Hawkins also noted that from the beginning of the campaign, it was understood that if the Kavanaughs couldn’t or wouldn’t take the funds, that money would be donated to a charity.
“I did some research on charities supported by the judge and settled on the Archdiocese of Washington, which runs the Catholic Youth Organization (CYO). Brett Kavanaugh rather famously coached girls’ basketball there and if the Kavanaugh family were allowed to support a charity, I feel confident the Archdiocese of Washington would be near the top of the list. After talking to the Archdiocese of Washington about the best way to use the funds to help the sort of kids Brett Kavanaugh has been working with, we’re going to split the money between three of their programs: The Catholic Youth Organization (CYO), the Tuition Assistance Fund, and the Victory Youth Center.”
Meanwhile, Kavanaugh’s accuser, Christine Blasey Ford, has received nothing short of a windfall since she accused him of sexual assault — but was subsequently unable to corroborate her allegations.

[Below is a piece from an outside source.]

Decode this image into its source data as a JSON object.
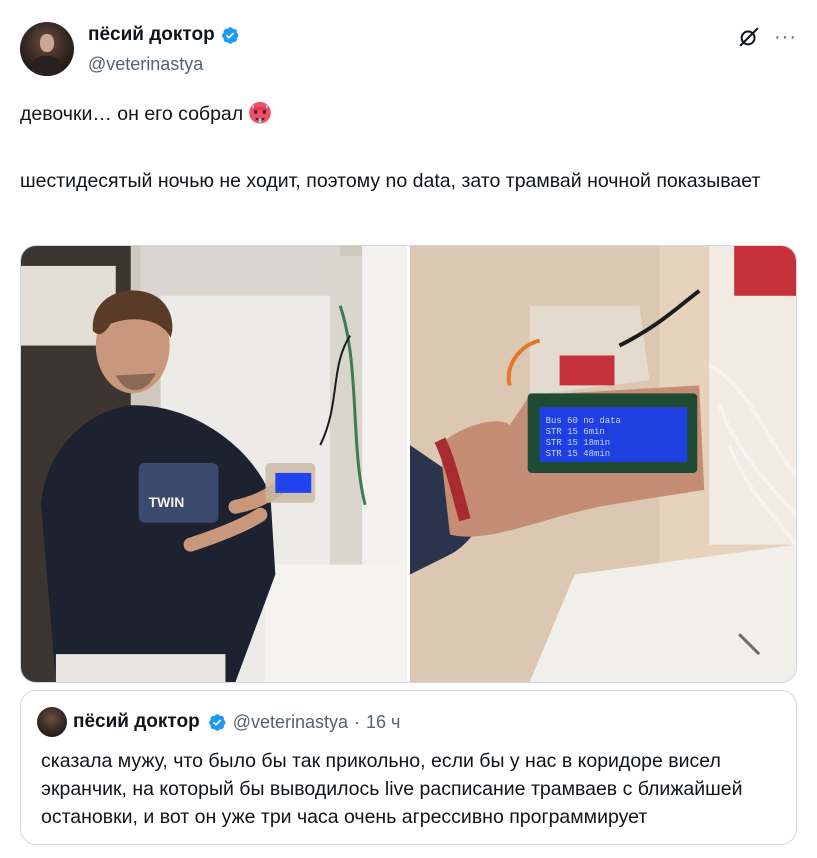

Ford accused Kavanaugh of sexual assault at a house party back in 1982, when they were both high school students.
Ford has raked in an estimated $1 million from crowdfunding campaigns supporting her and several book deals, RealClearInvestigations reported.
“You had absolutely nothing to gain by bringing these facts to the Senate Judiciary Committee,” Sen. Dick Durbin (D-Ill.) memorably said during Ford’s September testimony, as Breitbart noted.
“I want to thank you,” Sen. Kamala Harris (D-Calif.) also said during the September hearing. “Because you clearly have nothing to gain for what you have done.”
Two of the GoFundMe pages in support of Ford raised more than $842,000 so far, “and money is still coming in weeks after her testimony on Capitol Hill,” said Breitbart.
A GoFundMe spokesperson confirmed to RealClearInvestigations that Ford and her husband have access to the money from these fundraisers.
Ford and her husband “can withdraw as much as they want whenever they want for any purpose. Payments would be electronically deposited into the Fords’ bank account within two to five business days of initiating withdrawals,” said GoFundMe spokesperson Katherine Cichy, noted Breitbart.
Ford has also reached hero status in Palo Alto, California, her home town.
Mayor Liz Kniss, a Democrat, announced this month that she planned to honor Ford in a public ceremony at a Palo Alto City Council meeting.